Me declaro, sin fanatismo, a favor del mantenimiento de las corridas de toros, y pienso que, por mucho que algunos catalanes –y los abertzales vascos, y algún colectivo sedicentemente ecologista, entre otros no muchos—se opongan, habrá fiesta mientras haya quien la mantenga a base de calidad, valor, rigor y esfuerzo. Y, ahora que hablamos de reyes –impropiamente, porque todos conocen que nunca ha brindado un toro al Monarca–, quien de verdad reina en las plazas, quien las llena, quien revienta las reventas, se llama José Tomás.
Un mito de la fiesta tiene que regar su leyenda, de cuando en cuando, con su sangre. Eso le ha ocurrido al diestro por excelencia, esta vez en México: ¿estará con nosotros en lo que resta de temporada? Ojalá, porque, como digo, de él depende en buena medida ni más ni menos que el futuro de esta españolísima variedad de espectáculo..
José Tomás, junto con tres o cuatro figuras más –El Juli, Morante, Castella, a veces Cayetano, qué se yo: no soy sino un mal aficionado…–, es quien, en estas temporadas, resucita la fiesta nacional, acalla a quienes dicen que eso es barbarie, no arte. Nunca toro y torero estuvieron más en sintonía en su pelea. No he visto una sola faena de José Tomás –y he visto bastantes—en la que este personaje algo misterioso, a quien se le achaca todo tipo de fábulas –y bulos– en su vida personal, de la que tan poco sabemos, que huye de las cámaras con el mismo tesón con el que otros las buscan, no se lo haya jugado todo, para igualar su riesgo al del toro. Suponiendo que ‘todo’ sea la propia vida, que puede que en el caso de José Tomás sea mucho suponer.
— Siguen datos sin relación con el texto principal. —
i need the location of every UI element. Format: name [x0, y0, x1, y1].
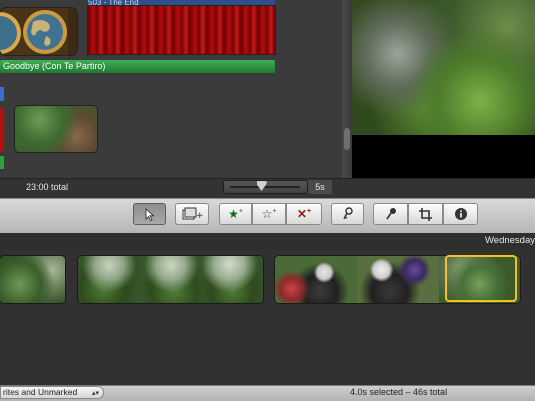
add-clip-icon: +: [182, 207, 203, 221]
event-date-label: Wednesday: [485, 235, 535, 246]
filmstrip-frame: [275, 256, 357, 303]
star-outline-icon: ☆+: [261, 207, 277, 221]
jungle-clip-thumbnail[interactable]: [15, 106, 97, 152]
event-filter-select[interactable]: rites and Unmarked ▴▾: [0, 386, 104, 399]
keyword-button[interactable]: [331, 203, 364, 225]
globe-clip-thumbnail[interactable]: [0, 8, 77, 55]
event-filter-label: rites and Unmarked: [3, 387, 78, 397]
voiceover-button[interactable]: [373, 203, 408, 225]
viewer-preview-image: [352, 0, 535, 135]
mark-favorite-button[interactable]: ★+: [219, 203, 252, 225]
curtain-clip-thumbnail[interactable]: [88, 6, 275, 54]
viewer: [352, 0, 535, 178]
panel-divider[interactable]: [342, 0, 352, 178]
event-clip-filmstrip[interactable]: [0, 256, 65, 303]
event-header: [0, 233, 535, 250]
zoom-value: 5s: [308, 180, 332, 194]
unmark-button[interactable]: ☆+: [252, 203, 286, 225]
clip-edge-marker-green: [0, 156, 4, 169]
selection-status: 4.0s selected – 46s total: [350, 387, 448, 397]
clip-edge-marker-blue: [0, 87, 4, 101]
inspector-button[interactable]: [443, 203, 478, 225]
project-scrollbar-thumb[interactable]: [344, 128, 350, 150]
selected-range-frame[interactable]: [445, 255, 517, 302]
star-filled-icon: ★+: [228, 207, 243, 221]
filmstrip-frame: [78, 256, 140, 303]
svg-text:+: +: [196, 211, 203, 221]
reject-icon: ✕+: [296, 207, 312, 221]
event-clip-filmstrip[interactable]: [78, 256, 263, 303]
filmstrip-frame: [202, 256, 263, 303]
arrow-icon: [145, 207, 155, 221]
filmstrip-frame: [0, 256, 65, 303]
select-arrows-icon: ▴▾: [91, 390, 99, 397]
project-total-duration: 23:00 total: [26, 182, 69, 192]
zoom-slider-track: [230, 186, 300, 188]
add-to-project-button[interactable]: +: [175, 203, 209, 225]
clip-edge-marker-red: [0, 108, 4, 152]
filmstrip-frame: [140, 256, 202, 303]
microphone-icon: [385, 208, 396, 220]
reject-button[interactable]: ✕+: [286, 203, 322, 225]
key-icon: [342, 207, 353, 220]
info-icon: [454, 208, 467, 220]
arrow-select-button[interactable]: [133, 203, 166, 225]
crop-icon: [419, 207, 432, 221]
filmstrip-frame: [357, 256, 439, 303]
crop-button[interactable]: [408, 203, 443, 225]
music-track-bar[interactable]: Goodbye (Con Te Partiro): [0, 60, 275, 73]
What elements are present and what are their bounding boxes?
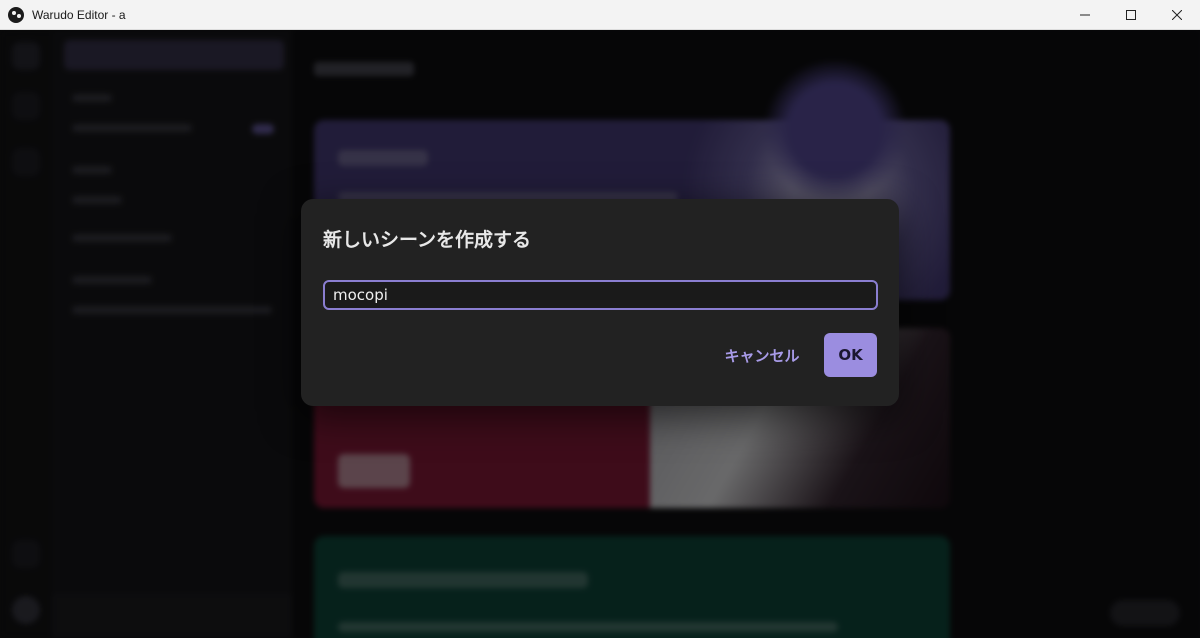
- ok-button[interactable]: OK: [824, 333, 877, 377]
- maximize-button[interactable]: [1108, 0, 1154, 30]
- close-button[interactable]: [1154, 0, 1200, 30]
- maximize-icon: [1126, 9, 1136, 20]
- close-icon: [1172, 9, 1182, 20]
- create-scene-dialog: 新しいシーンを作成する キャンセル OK: [301, 199, 899, 406]
- cancel-button[interactable]: キャンセル: [707, 333, 817, 377]
- warudo-app-icon: [8, 6, 24, 23]
- minimize-button[interactable]: [1062, 0, 1108, 30]
- dialog-title: 新しいシーンを作成する: [323, 229, 532, 251]
- window-title: Warudo Editor - a: [32, 7, 126, 22]
- window-titlebar: Warudo Editor - a: [0, 0, 1200, 30]
- minimize-icon: [1080, 14, 1090, 15]
- window-controls: [1062, 0, 1200, 30]
- scene-name-input[interactable]: [323, 280, 878, 310]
Hay que desearle un pronto restablecimiento, por el bien de esa fiesta en la que tantos burócratas, politiquillos con mando en plaza, famosillos con tonadillera o duquesa incorporada, sobrecogedores de toda laya, ganaderos que siempre ganan y golfos ambulantes, transitan de acá para allá, haciendo negocio con el cuerpo expuesto del torero. Sin José Tomás, la fiesta, ahora tan en el corazón de la polémica de las eternas, ay, dos españas, sufre un serio quebranto.